A proposed regulation that would alter how the U.S. Department of Labor (DOL) assesses whether workers should be classified as employees or independent contractors under the Fair Labor Standards Act was released on October 13.
 
A proposed regulation that would alter how the U.S. Department of Labor (DOL) assesses whether workers should be classified as employees or independent contractors under the Fair Labor Standards Act was released on October 13.
If approved, the proposal will replace the current standard and give home builders and specialty trade contractors a more streamlined federal test for worker classification.
Most home builders hire independent specialty trade contractors to do much of their building work. This keeps the residential construction market dominated by small businesses. In actuality, a single-family house is built by a conventional home builder with the help of up to 30 subcontractors.

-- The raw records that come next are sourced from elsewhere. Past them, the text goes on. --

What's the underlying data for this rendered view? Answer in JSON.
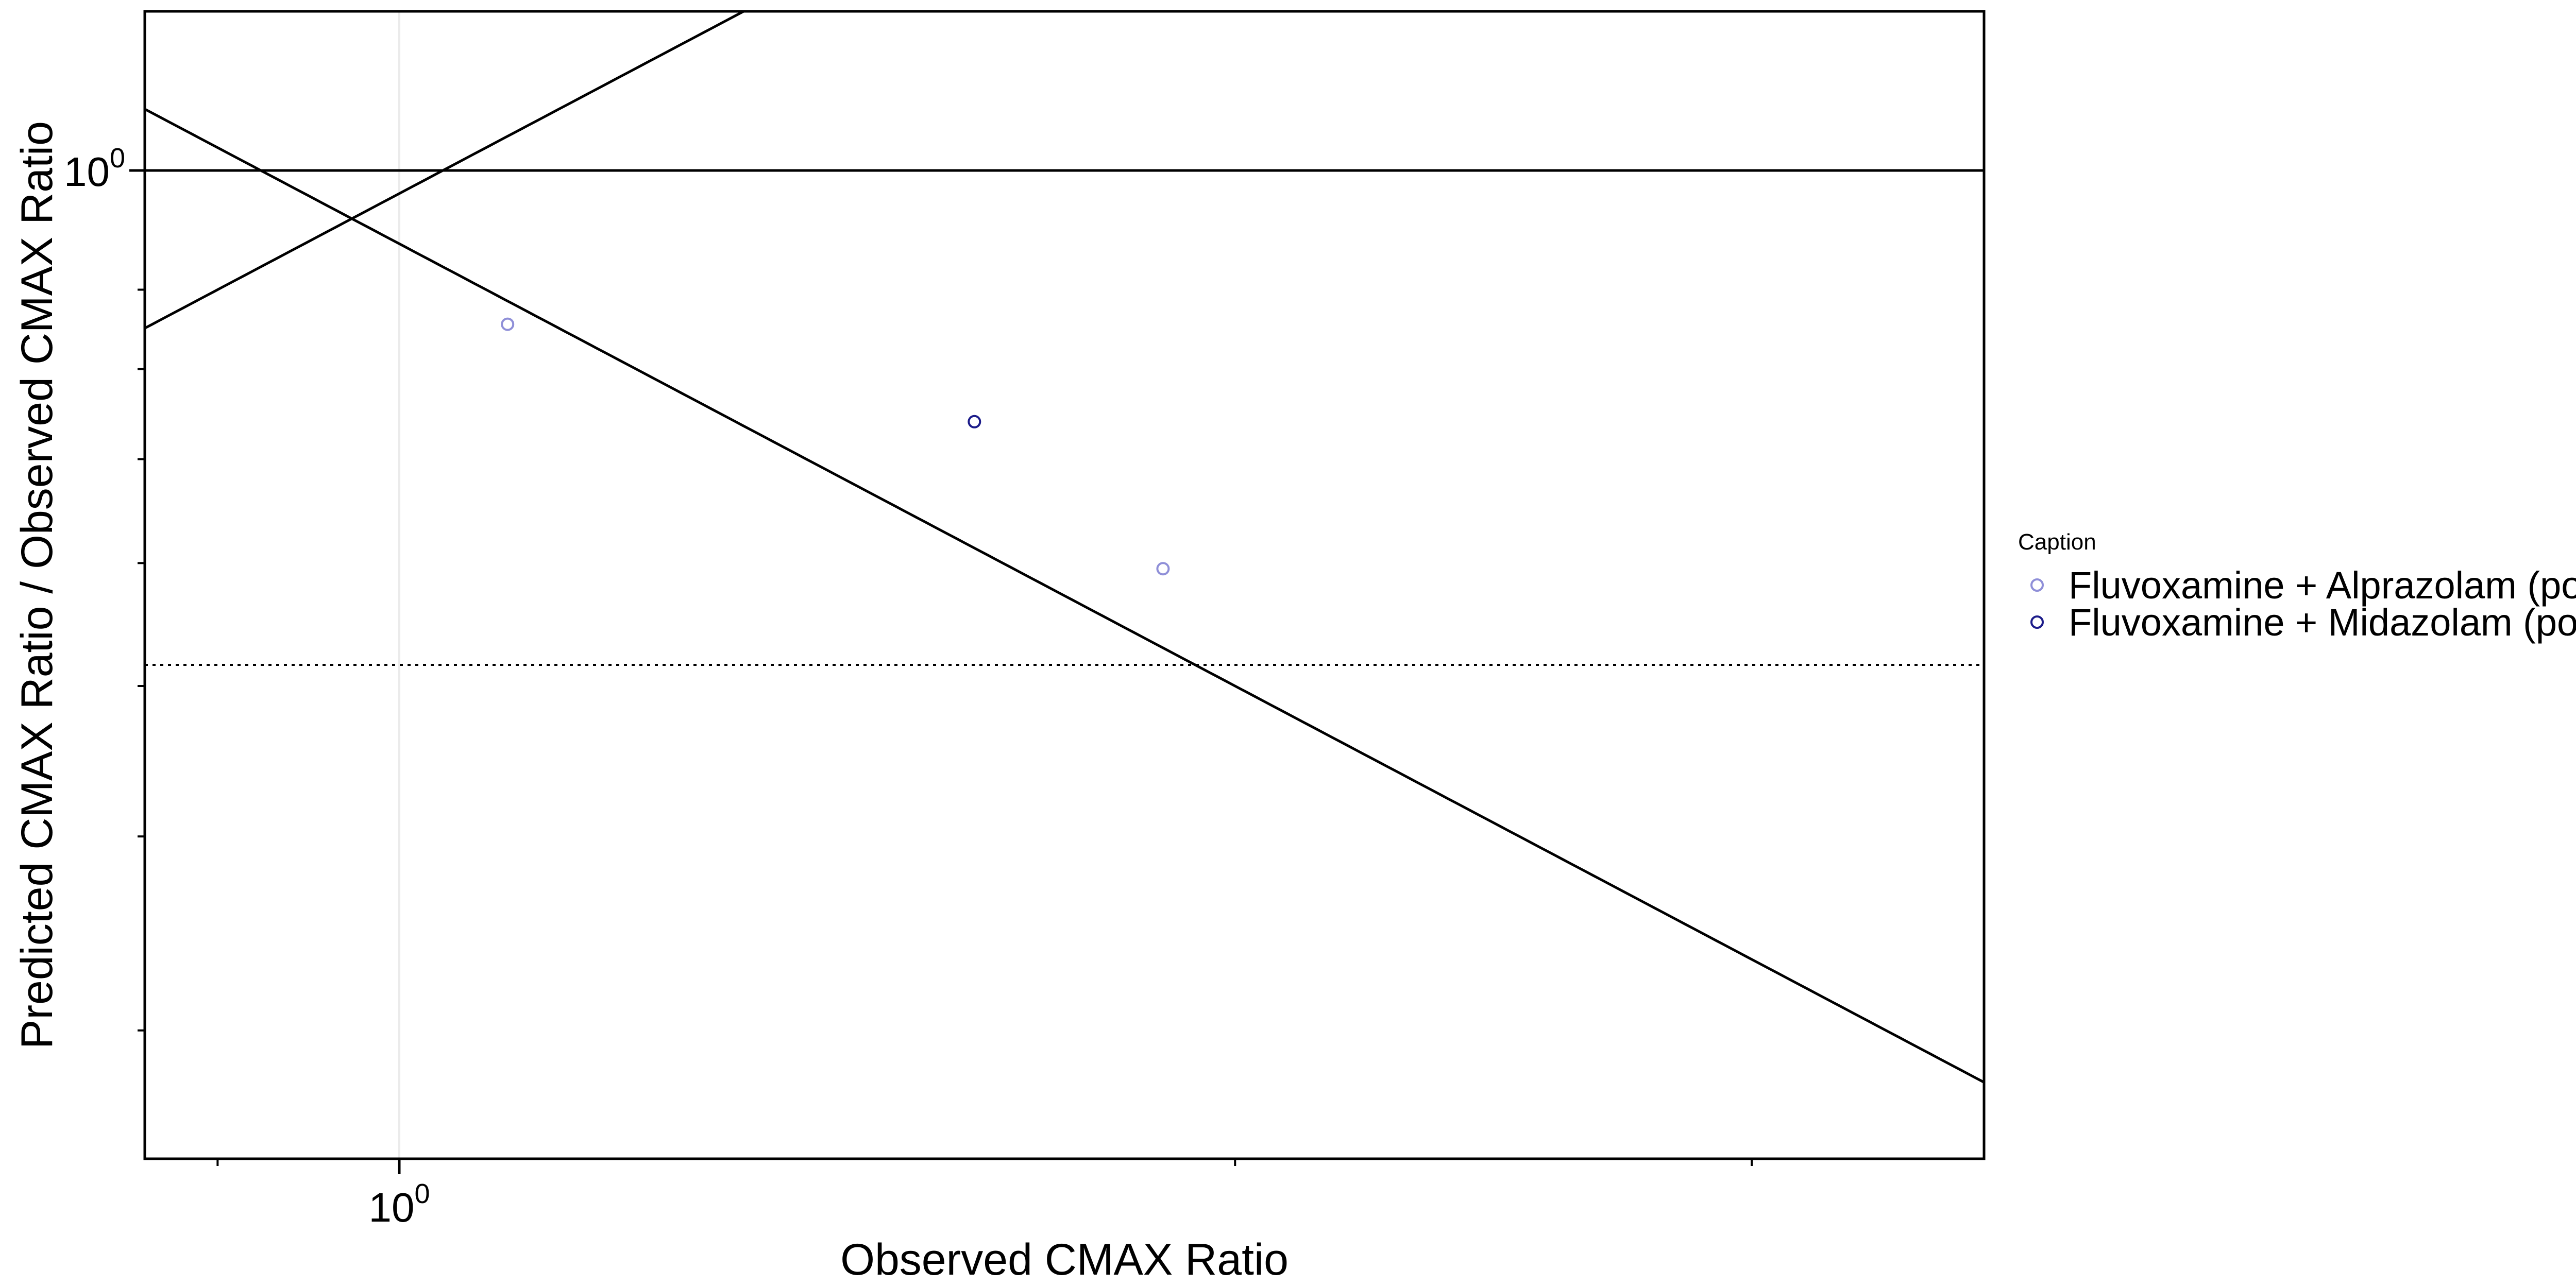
{
  "chart_data": {
    "type": "scatter",
    "title": "",
    "xlabel": "Observed CMAX Ratio",
    "ylabel": "Predicted CMAX Ratio / Observed CMAX Ratio",
    "x_scale": "log",
    "y_scale": "log",
    "xlim": [
      0.85,
      3.6
    ],
    "ylim": [
      0.248,
      1.36
    ],
    "x_ticks": [
      {
        "value": 1,
        "label": "10",
        "exp": "0"
      }
    ],
    "y_ticks": [
      {
        "value": 1,
        "label": "10",
        "exp": "0"
      }
    ],
    "x_minor_ticks": [
      0.9,
      2,
      3
    ],
    "y_minor_ticks": [
      0.9,
      0.8,
      0.7,
      0.6,
      0.5,
      0.4,
      0.3
    ],
    "reference_lines": [
      {
        "kind": "horizontal",
        "y": 1,
        "style": "solid"
      },
      {
        "kind": "horizontal",
        "y": 0.5,
        "style": "dotted"
      },
      {
        "kind": "curve",
        "formula": "y = x",
        "style": "solid"
      },
      {
        "kind": "curve",
        "formula": "y = 1/x",
        "style": "solid"
      }
    ],
    "grid": false,
    "legend": {
      "title": "Caption",
      "position": "right"
    },
    "series": [
      {
        "name": "Fluvoxamine + Alprazolam (po)",
        "color": "#8f8fd8",
        "points": [
          [
            1.13,
            0.855
          ],
          [
            1.89,
            0.595
          ]
        ]
      },
      {
        "name": "Fluvoxamine + Midazolam (po)",
        "color": "#1c1c8a",
        "points": [
          [
            1.63,
            0.74
          ]
        ]
      }
    ]
  }
}
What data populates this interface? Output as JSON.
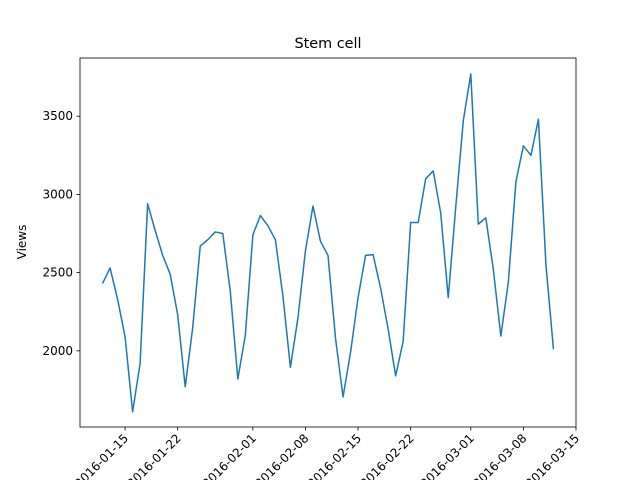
{
  "chart_data": {
    "type": "line",
    "title": "Stem cell",
    "ylabel": "Views",
    "x": [
      "2016-01-12",
      "2016-01-13",
      "2016-01-14",
      "2016-01-15",
      "2016-01-16",
      "2016-01-17",
      "2016-01-18",
      "2016-01-19",
      "2016-01-20",
      "2016-01-21",
      "2016-01-22",
      "2016-01-23",
      "2016-01-24",
      "2016-01-25",
      "2016-01-26",
      "2016-01-27",
      "2016-01-28",
      "2016-01-29",
      "2016-01-30",
      "2016-01-31",
      "2016-02-01",
      "2016-02-02",
      "2016-02-03",
      "2016-02-04",
      "2016-02-05",
      "2016-02-06",
      "2016-02-07",
      "2016-02-08",
      "2016-02-09",
      "2016-02-10",
      "2016-02-11",
      "2016-02-12",
      "2016-02-13",
      "2016-02-14",
      "2016-02-15",
      "2016-02-16",
      "2016-02-17",
      "2016-02-18",
      "2016-02-19",
      "2016-02-20",
      "2016-02-21",
      "2016-02-22",
      "2016-02-23",
      "2016-02-24",
      "2016-02-25",
      "2016-02-26",
      "2016-02-27",
      "2016-02-28",
      "2016-02-29",
      "2016-03-01",
      "2016-03-02",
      "2016-03-03",
      "2016-03-04",
      "2016-03-05",
      "2016-03-06",
      "2016-03-07",
      "2016-03-08",
      "2016-03-09",
      "2016-03-10",
      "2016-03-11",
      "2016-03-12"
    ],
    "series": [
      {
        "color": "#1f77b4",
        "values": [
          2430,
          2530,
          2330,
          2090,
          1610,
          1920,
          2940,
          2770,
          2610,
          2490,
          2230,
          1770,
          2150,
          2670,
          2710,
          2760,
          2750,
          2380,
          1820,
          2100,
          2740,
          2865,
          2800,
          2710,
          2350,
          1895,
          2210,
          2640,
          2925,
          2700,
          2610,
          2080,
          1705,
          1990,
          2340,
          2610,
          2615,
          2400,
          2140,
          1840,
          2060,
          2820,
          2820,
          3100,
          3150,
          2880,
          2340,
          2920,
          3470,
          3770,
          2810,
          2850,
          2520,
          2095,
          2440,
          3080,
          3310,
          3250,
          3480,
          2550,
          2010
        ]
      }
    ],
    "xlim": [
      "2016-01-09",
      "2016-03-15"
    ],
    "xticks": [
      "2016-01-15",
      "2016-01-22",
      "2016-02-01",
      "2016-02-08",
      "2016-02-15",
      "2016-02-22",
      "2016-03-01",
      "2016-03-08",
      "2016-03-15"
    ],
    "ylim": [
      1513,
      3872
    ],
    "yticks": [
      2000,
      2500,
      3000,
      3500
    ]
  }
}
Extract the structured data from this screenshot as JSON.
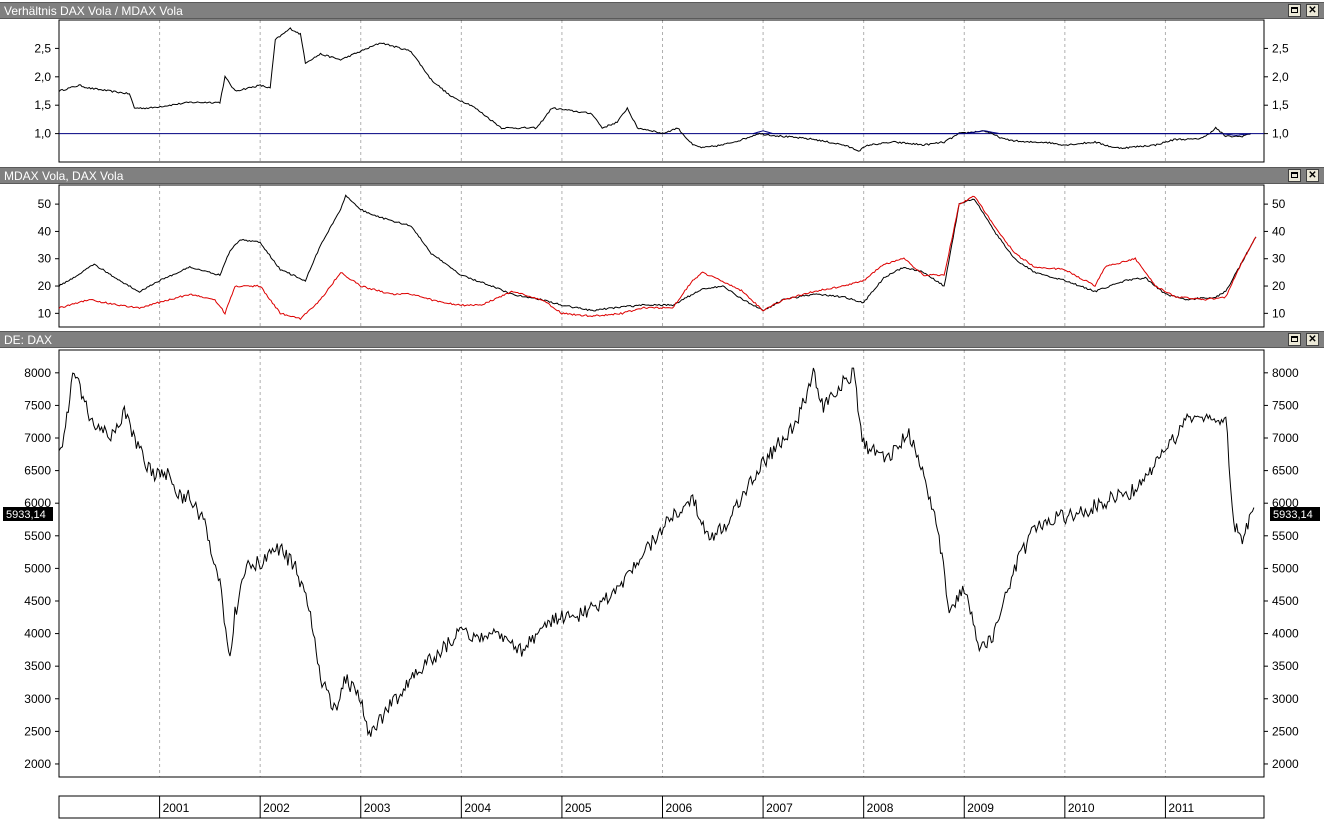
{
  "panels": [
    {
      "title": "Verhältnis DAX Vola / MDAX Vola",
      "maximize_icon": "maximize-icon",
      "close_icon": "close-icon",
      "close_glyph": "✕"
    },
    {
      "title": "MDAX Vola,  DAX Vola",
      "maximize_icon": "maximize-icon",
      "close_icon": "close-icon",
      "close_glyph": "✕"
    },
    {
      "title": "DE: DAX",
      "maximize_icon": "maximize-icon",
      "close_icon": "close-icon",
      "close_glyph": "✕"
    }
  ],
  "last_value_label": "5933,14",
  "colors": {
    "series_black": "#000000",
    "series_red": "#dd0000",
    "reference_line": "#000080",
    "grid": "#b0b0b0",
    "titlebar": "#808080"
  },
  "chart_data": [
    {
      "type": "line",
      "title": "Verhältnis DAX Vola / MDAX Vola",
      "x_range": [
        2000.0,
        2011.98
      ],
      "ylim": [
        0.5,
        3.0
      ],
      "yticks": [
        "1,0",
        "1,5",
        "2,0",
        "2,5"
      ],
      "ytick_values": [
        1.0,
        1.5,
        2.0,
        2.5
      ],
      "reference_line": 1.0,
      "series": [
        {
          "color": "#000000",
          "x": [
            2000.0,
            2000.2,
            2000.3,
            2000.5,
            2000.7,
            2000.75,
            2000.9,
            2001.1,
            2001.3,
            2001.5,
            2001.6,
            2001.65,
            2001.75,
            2002.0,
            2002.1,
            2002.15,
            2002.3,
            2002.4,
            2002.45,
            2002.6,
            2002.8,
            2003.0,
            2003.2,
            2003.5,
            2003.7,
            2003.9,
            2004.1,
            2004.4,
            2004.6,
            2004.75,
            2004.9,
            2005.1,
            2005.3,
            2005.4,
            2005.55,
            2005.65,
            2005.75,
            2005.9,
            2006.0,
            2006.15,
            2006.3,
            2006.4,
            2006.6,
            2006.8,
            2006.95,
            2007.2,
            2007.5,
            2007.8,
            2007.95,
            2008.05,
            2008.3,
            2008.6,
            2008.8,
            2008.95,
            2009.2,
            2009.4,
            2009.6,
            2009.8,
            2010.0,
            2010.3,
            2010.5,
            2010.6,
            2010.9,
            2011.1,
            2011.3,
            2011.4,
            2011.5,
            2011.6,
            2011.75,
            2011.85
          ],
          "y": [
            1.75,
            1.85,
            1.8,
            1.75,
            1.7,
            1.45,
            1.45,
            1.5,
            1.55,
            1.55,
            1.55,
            2.0,
            1.75,
            1.85,
            1.8,
            2.65,
            2.85,
            2.75,
            2.25,
            2.4,
            2.3,
            2.45,
            2.6,
            2.45,
            1.95,
            1.65,
            1.5,
            1.1,
            1.1,
            1.1,
            1.45,
            1.4,
            1.35,
            1.1,
            1.2,
            1.45,
            1.1,
            1.05,
            1.0,
            1.1,
            0.8,
            0.75,
            0.8,
            0.9,
            1.0,
            0.95,
            0.9,
            0.8,
            0.7,
            0.8,
            0.85,
            0.8,
            0.85,
            1.0,
            1.05,
            0.9,
            0.85,
            0.85,
            0.8,
            0.85,
            0.75,
            0.75,
            0.8,
            0.9,
            0.9,
            0.95,
            1.1,
            0.95,
            0.95,
            1.0
          ]
        },
        {
          "color": "#000080",
          "x": [
            2006.9,
            2007.0,
            2007.1,
            2009.0,
            2009.2,
            2009.35,
            2011.55,
            2011.7,
            2011.85
          ],
          "y": [
            1.0,
            1.05,
            1.0,
            1.0,
            1.05,
            1.0,
            1.0,
            0.97,
            1.0
          ]
        }
      ]
    },
    {
      "type": "line",
      "title": "MDAX Vola,  DAX Vola",
      "x_range": [
        2000.0,
        2011.98
      ],
      "ylim": [
        5,
        57
      ],
      "yticks": [
        "10",
        "20",
        "30",
        "40",
        "50"
      ],
      "ytick_values": [
        10,
        20,
        30,
        40,
        50
      ],
      "series": [
        {
          "color": "#000000",
          "x": [
            2000.0,
            2000.1,
            2000.35,
            2000.6,
            2000.8,
            2001.0,
            2001.3,
            2001.6,
            2001.7,
            2001.8,
            2002.0,
            2002.2,
            2002.45,
            2002.6,
            2002.8,
            2002.85,
            2003.0,
            2003.2,
            2003.5,
            2003.7,
            2004.0,
            2004.3,
            2004.5,
            2004.8,
            2005.0,
            2005.3,
            2005.5,
            2005.8,
            2006.1,
            2006.3,
            2006.4,
            2006.6,
            2006.8,
            2007.0,
            2007.2,
            2007.5,
            2007.8,
            2008.0,
            2008.2,
            2008.4,
            2008.6,
            2008.8,
            2008.95,
            2009.1,
            2009.3,
            2009.5,
            2009.7,
            2010.0,
            2010.3,
            2010.6,
            2010.8,
            2011.0,
            2011.2,
            2011.5,
            2011.6,
            2011.75,
            2011.9
          ],
          "y": [
            20,
            22,
            28,
            22,
            18,
            22,
            27,
            24,
            33,
            37,
            36,
            26,
            22,
            35,
            48,
            53,
            48,
            45,
            42,
            32,
            24,
            20,
            17,
            15,
            13,
            11,
            12,
            13,
            13,
            17,
            19,
            20,
            15,
            11,
            15,
            17,
            16,
            14,
            23,
            27,
            25,
            20,
            50,
            52,
            40,
            30,
            25,
            22,
            18,
            22,
            23,
            17,
            15,
            16,
            18,
            28,
            38
          ]
        },
        {
          "color": "#dd0000",
          "x": [
            2000.0,
            2000.3,
            2000.6,
            2000.8,
            2001.1,
            2001.3,
            2001.55,
            2001.65,
            2001.75,
            2002.0,
            2002.2,
            2002.4,
            2002.6,
            2002.8,
            2003.0,
            2003.3,
            2003.5,
            2003.8,
            2004.0,
            2004.2,
            2004.5,
            2004.8,
            2005.0,
            2005.3,
            2005.6,
            2005.8,
            2006.1,
            2006.3,
            2006.4,
            2006.7,
            2006.8,
            2007.0,
            2007.2,
            2007.5,
            2007.8,
            2008.0,
            2008.2,
            2008.4,
            2008.6,
            2008.8,
            2008.95,
            2009.1,
            2009.3,
            2009.5,
            2009.7,
            2010.0,
            2010.3,
            2010.4,
            2010.7,
            2010.9,
            2011.1,
            2011.4,
            2011.6,
            2011.75,
            2011.9
          ],
          "y": [
            12,
            15,
            13,
            12,
            15,
            17,
            15,
            10,
            20,
            20,
            10,
            8,
            15,
            25,
            20,
            17,
            17,
            14,
            13,
            13,
            18,
            15,
            10,
            9,
            10,
            12,
            12,
            22,
            25,
            20,
            18,
            11,
            15,
            18,
            20,
            22,
            28,
            30,
            24,
            24,
            50,
            53,
            42,
            32,
            27,
            26,
            20,
            27,
            30,
            20,
            16,
            15,
            16,
            28,
            38
          ]
        }
      ]
    },
    {
      "type": "line",
      "title": "DE: DAX",
      "x_range": [
        2000.0,
        2011.98
      ],
      "ylim": [
        1800,
        8350
      ],
      "yticks": [
        "2000",
        "2500",
        "3000",
        "3500",
        "4000",
        "4500",
        "5000",
        "5500",
        "6000",
        "6500",
        "7000",
        "7500",
        "8000"
      ],
      "ytick_values": [
        2000,
        2500,
        3000,
        3500,
        4000,
        4500,
        5000,
        5500,
        6000,
        6500,
        7000,
        7500,
        8000
      ],
      "last_value": "5933,14",
      "xticks": [
        "2001",
        "2002",
        "2003",
        "2004",
        "2005",
        "2006",
        "2007",
        "2008",
        "2009",
        "2010",
        "2011"
      ],
      "xtick_values": [
        2001,
        2002,
        2003,
        2004,
        2005,
        2006,
        2007,
        2008,
        2009,
        2010,
        2011
      ],
      "series": [
        {
          "color": "#000000",
          "x": [
            2000.0,
            2000.05,
            2000.15,
            2000.3,
            2000.5,
            2000.65,
            2000.8,
            2000.95,
            2001.05,
            2001.2,
            2001.3,
            2001.45,
            2001.6,
            2001.7,
            2001.75,
            2001.85,
            2002.0,
            2002.2,
            2002.35,
            2002.5,
            2002.6,
            2002.75,
            2002.85,
            2003.0,
            2003.1,
            2003.2,
            2003.35,
            2003.5,
            2003.7,
            2003.9,
            2004.0,
            2004.2,
            2004.4,
            2004.6,
            2004.8,
            2005.0,
            2005.2,
            2005.35,
            2005.5,
            2005.7,
            2005.9,
            2006.1,
            2006.3,
            2006.45,
            2006.6,
            2006.8,
            2007.0,
            2007.15,
            2007.35,
            2007.5,
            2007.6,
            2007.75,
            2007.9,
            2008.0,
            2008.1,
            2008.25,
            2008.45,
            2008.6,
            2008.75,
            2008.85,
            2009.0,
            2009.15,
            2009.3,
            2009.5,
            2009.7,
            2009.9,
            2010.1,
            2010.35,
            2010.5,
            2010.7,
            2010.95,
            2011.1,
            2011.2,
            2011.35,
            2011.5,
            2011.6,
            2011.68,
            2011.75,
            2011.82,
            2011.88
          ],
          "y": [
            6900,
            7000,
            8100,
            7300,
            7000,
            7400,
            6800,
            6400,
            6500,
            6100,
            6100,
            5700,
            4800,
            3600,
            4300,
            5000,
            5100,
            5300,
            5000,
            4300,
            3300,
            2800,
            3300,
            3000,
            2400,
            2700,
            3000,
            3300,
            3600,
            3900,
            4000,
            3900,
            4000,
            3750,
            4100,
            4250,
            4300,
            4400,
            4600,
            5000,
            5400,
            5800,
            6100,
            5500,
            5600,
            6100,
            6600,
            6900,
            7300,
            8000,
            7500,
            7800,
            8000,
            6900,
            6800,
            6700,
            7100,
            6400,
            5500,
            4400,
            4700,
            3800,
            4000,
            5000,
            5600,
            5800,
            5800,
            6000,
            6100,
            6200,
            6700,
            7000,
            7300,
            7400,
            7200,
            7300,
            5700,
            5400,
            5700,
            5933.14
          ]
        }
      ]
    }
  ]
}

Assessment to Establish Worker Classification

The proposed rule would use an updated version of the “economic reality test” to determine if a person is really in business for themselves or financially dependent on their employer. There are six components to this “economic reality test”:
  1. Is the work performed an integral part of the employer’s business?
  2. Does the worker’s managerial skill affect the worker’s opportunity for profit or loss?
  3. Is the relationship between the worker and employer permanent or indefinite?
  4. What is the nature and degree of the employer’s control?
  5. Does the worker use specialized skills to perform the work, and do those skills contribute to business-like initiative?
  6. Are investments by a worker capital or entrepreneurial in nature?